Betting against Qihoo 360 (QIHU.DL) isn't a smart wager. The company behind China's leading Internet browser and security software suite opened higher this morning after posting better than expected quarterly results last night.

It was pretty spectacular. Revenue soared 141% to $265.1 million, and adjusted earnings more than quadrupled to $73.3 million, or $0.54 per ADS. Analysts were only holding out for net income of $0.34 per ADS on just $228.1 million in revenue, but is that really a surprise? Qihoo 360 has been consistently blasting through analyst profit targets with ease lately.

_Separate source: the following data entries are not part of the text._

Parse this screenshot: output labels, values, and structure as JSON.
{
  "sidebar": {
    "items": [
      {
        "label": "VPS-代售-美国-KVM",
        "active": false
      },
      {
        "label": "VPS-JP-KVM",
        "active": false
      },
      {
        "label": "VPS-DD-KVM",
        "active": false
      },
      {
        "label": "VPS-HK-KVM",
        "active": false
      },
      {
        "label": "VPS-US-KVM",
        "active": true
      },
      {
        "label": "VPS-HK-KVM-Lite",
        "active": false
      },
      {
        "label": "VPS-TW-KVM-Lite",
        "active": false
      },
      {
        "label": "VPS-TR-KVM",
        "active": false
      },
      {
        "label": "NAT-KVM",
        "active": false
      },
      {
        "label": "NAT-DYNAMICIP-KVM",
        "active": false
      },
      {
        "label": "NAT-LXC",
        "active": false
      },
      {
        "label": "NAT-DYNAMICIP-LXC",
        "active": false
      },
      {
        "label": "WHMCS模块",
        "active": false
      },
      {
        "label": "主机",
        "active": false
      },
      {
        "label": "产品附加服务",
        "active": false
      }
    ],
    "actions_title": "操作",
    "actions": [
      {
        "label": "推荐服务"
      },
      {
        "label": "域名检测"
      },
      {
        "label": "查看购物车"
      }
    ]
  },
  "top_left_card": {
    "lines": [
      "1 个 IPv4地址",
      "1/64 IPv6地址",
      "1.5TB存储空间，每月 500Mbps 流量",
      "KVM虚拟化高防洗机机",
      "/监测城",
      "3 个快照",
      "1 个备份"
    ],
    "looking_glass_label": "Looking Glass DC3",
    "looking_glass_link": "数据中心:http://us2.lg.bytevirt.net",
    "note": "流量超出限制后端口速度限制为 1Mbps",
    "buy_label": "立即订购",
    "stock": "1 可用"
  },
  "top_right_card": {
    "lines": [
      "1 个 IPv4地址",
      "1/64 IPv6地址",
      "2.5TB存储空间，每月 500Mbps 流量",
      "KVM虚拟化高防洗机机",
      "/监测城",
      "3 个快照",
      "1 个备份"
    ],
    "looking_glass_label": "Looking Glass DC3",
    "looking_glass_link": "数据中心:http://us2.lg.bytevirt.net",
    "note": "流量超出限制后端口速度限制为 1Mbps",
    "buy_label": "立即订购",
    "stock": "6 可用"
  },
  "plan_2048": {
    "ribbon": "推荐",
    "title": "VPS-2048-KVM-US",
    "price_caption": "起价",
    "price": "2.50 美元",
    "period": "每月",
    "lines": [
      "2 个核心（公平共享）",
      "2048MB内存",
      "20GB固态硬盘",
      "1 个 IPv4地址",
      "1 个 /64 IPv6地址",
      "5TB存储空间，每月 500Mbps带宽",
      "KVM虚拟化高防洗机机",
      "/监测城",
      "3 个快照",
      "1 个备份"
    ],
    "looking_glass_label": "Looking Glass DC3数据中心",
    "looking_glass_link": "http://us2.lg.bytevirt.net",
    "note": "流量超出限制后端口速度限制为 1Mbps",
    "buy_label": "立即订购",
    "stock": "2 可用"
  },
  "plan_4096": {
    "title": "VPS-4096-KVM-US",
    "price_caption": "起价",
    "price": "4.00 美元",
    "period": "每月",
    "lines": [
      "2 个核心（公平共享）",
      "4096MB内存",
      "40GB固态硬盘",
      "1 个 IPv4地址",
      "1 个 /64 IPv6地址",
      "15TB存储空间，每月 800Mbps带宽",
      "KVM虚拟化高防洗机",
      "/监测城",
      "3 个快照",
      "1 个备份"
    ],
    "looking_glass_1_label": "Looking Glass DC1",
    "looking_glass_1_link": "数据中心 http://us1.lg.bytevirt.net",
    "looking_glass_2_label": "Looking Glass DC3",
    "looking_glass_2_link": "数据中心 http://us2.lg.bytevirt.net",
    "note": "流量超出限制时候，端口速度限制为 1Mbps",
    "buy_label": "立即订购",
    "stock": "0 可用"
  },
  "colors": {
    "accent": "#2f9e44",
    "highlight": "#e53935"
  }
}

It hasn't even been close. We're talking about beats of 27% or more over the past year alone.

Quarter

EPS Estimate

EPS

Surprise

Q2 2013

$0.26

$0.40

54%

Q3 2013

$0.37

$0.47

27%

Q4 2013

$0.43

$0.70

63%

Q1 2014

$0.34

$0.54

59%

Source: Thomson Reuters.

Qihoo 360 remains the category leader in online specialties, but that's not enough to explain its heady growth. Monthly active users of its PC-based products and services may have clocked in at a whopping 479 million, but that's just a 5% larger audience than it had a year earlier. Folks using its PC browsers rose by just 2%. The real growth has come from its mobile security platform where users have nearly doubled over the past year to 538 million and its Personal Start-Up Page portal where the average number of daily clicks have exploded from 489 million a year ago to 772 million clicks today.

Naturally, we can also say that search is a major part of the Qihoo 360 story. Ever since it broke into this market two summers ago, Qihoo 360 has been a gobbling up market share. Given the captive audience for its portal, browser, and security software, it's not a surprise to see folks conveniently leaning on Qihoo 360 for their search requests. This finds some traffic trackers reporting that Qihoo 360 is now accounting for a quarter of all Internet queries in China.

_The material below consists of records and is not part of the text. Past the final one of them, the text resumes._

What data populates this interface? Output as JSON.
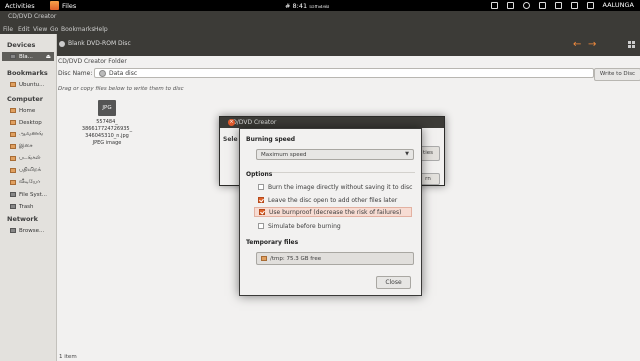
{
  "topbar": {
    "activities": "Activities",
    "app_name": "Files",
    "clock_prefix": "#",
    "clock": "8:41 மாலை",
    "user": "AALUNGA"
  },
  "window": {
    "title": "CD/DVD Creator"
  },
  "menu": [
    "File",
    "Edit",
    "View",
    "Go",
    "Bookmarks",
    "Help"
  ],
  "sidebar": {
    "devices_heading": "Devices",
    "devices": [
      "Bla..."
    ],
    "bookmarks_heading": "Bookmarks",
    "bookmarks": [
      "Ubuntu..."
    ],
    "computer_heading": "Computer",
    "computer": [
      "Home",
      "Desktop",
      "ஆவணங்",
      "இசை",
      "படங்கள்",
      "பதிவிறக்",
      "வீடியோ",
      "File Syst...",
      "Trash"
    ],
    "network_heading": "Network",
    "network": [
      "Browse..."
    ]
  },
  "toolbar": {
    "tab_label": "Blank DVD-ROM Disc"
  },
  "content": {
    "folder_strip": "CD/DVD Creator Folder",
    "disc_name_label": "Disc Name:",
    "disc_name_value": "Data disc",
    "write_button": "Write to Disc",
    "hint": "Drag or copy files below to write them to disc",
    "file": {
      "icon_label": "JPG",
      "name_line1": "557484_",
      "name_line2": "386617724726935_",
      "name_line3": "346045310_n.jpg",
      "type": "JPEG image"
    },
    "status": "1 item"
  },
  "dialog_back": {
    "title": "CD/DVD Creator",
    "select_label": "Sele",
    "properties_fragment": "ties",
    "burn_fragment": "rn"
  },
  "dialog": {
    "burning_speed_heading": "Burning speed",
    "speed_value": "Maximum speed",
    "options_heading": "Options",
    "options": [
      {
        "label": "Burn the image directly without saving it to disc",
        "checked": false
      },
      {
        "label": "Leave the disc open to add other files later",
        "checked": true
      },
      {
        "label": "Use burnproof (decrease the risk of failures)",
        "checked": true
      },
      {
        "label": "Simulate before burning",
        "checked": false
      }
    ],
    "temp_heading": "Temporary files",
    "temp_value": "/tmp: 75.3 GB free",
    "close_button": "Close"
  },
  "colors": {
    "accent": "#e0632b",
    "panel": "#3c3b37",
    "background": "#f2f1f0"
  }
}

That's a pretty big deal, and it's something that Baidu (BIDU 1.49%) investors have been watching closely over the past two years. Baidu commands the lion's share of China's search market, and anything that may disrupt that deserves monitoring.

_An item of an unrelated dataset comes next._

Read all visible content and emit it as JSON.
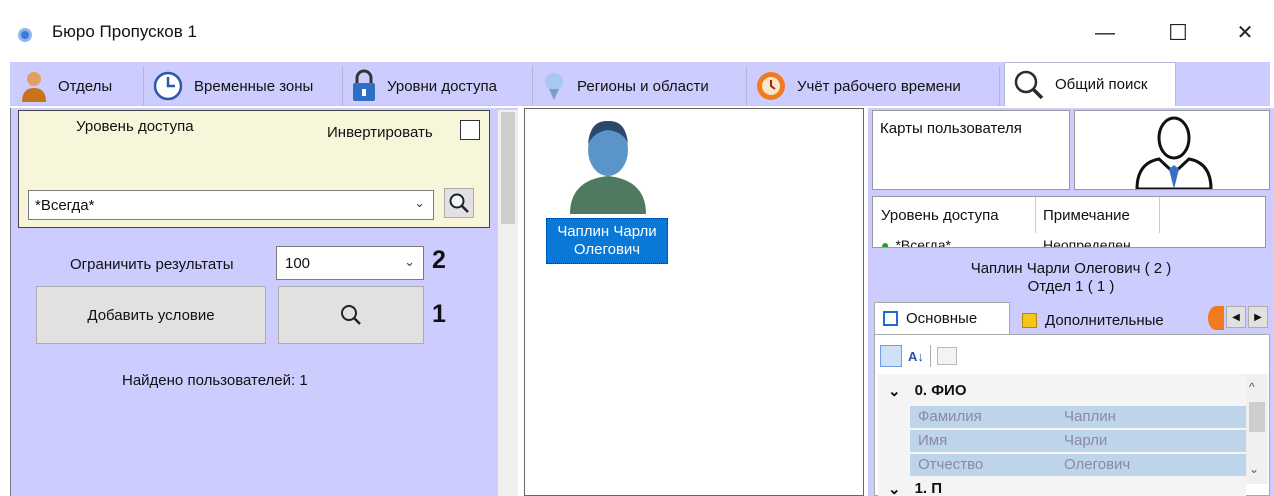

However, reality paints an entirely different portrait. After the initial fears that held Baidu's stock back when Qihoo 360 began gaining share in search, investors learned to take things in stride. The pie is getting bigger. Baidu's expanding into new revenue streams. More importantly, Qihoo 360 remains lax about monetizing its search platform, and it remains to be seen if the engine's popularity will be sustainable once its loaded with ads.

That last point is pretty important. Baidu generated $1.53 billion in revenue during the same three months that Qihoo 360 rang up just $265.1 million. That doesn't suggest 25% of the paid search market belongs to Qihoo 360, and that's with search accounting for a mere sliver of Qihoo 360's business.

Baidu investors also benefit from having the search behemoth report first. We already knew that revenue climbed 59% in its first quarter. Baidu had already told us that revenue per online marketing customer had risen 44% over the past year. It's not as if Qihoo 360's ascent in search is scaring traffic or advertisers away from Baidu.

Investors don't have to choose one over the other. "Just buy both," I argued two years ago, and both stocks have gone on to handily beat the market. It remains the smartest way to play this game where two companies can continue to win.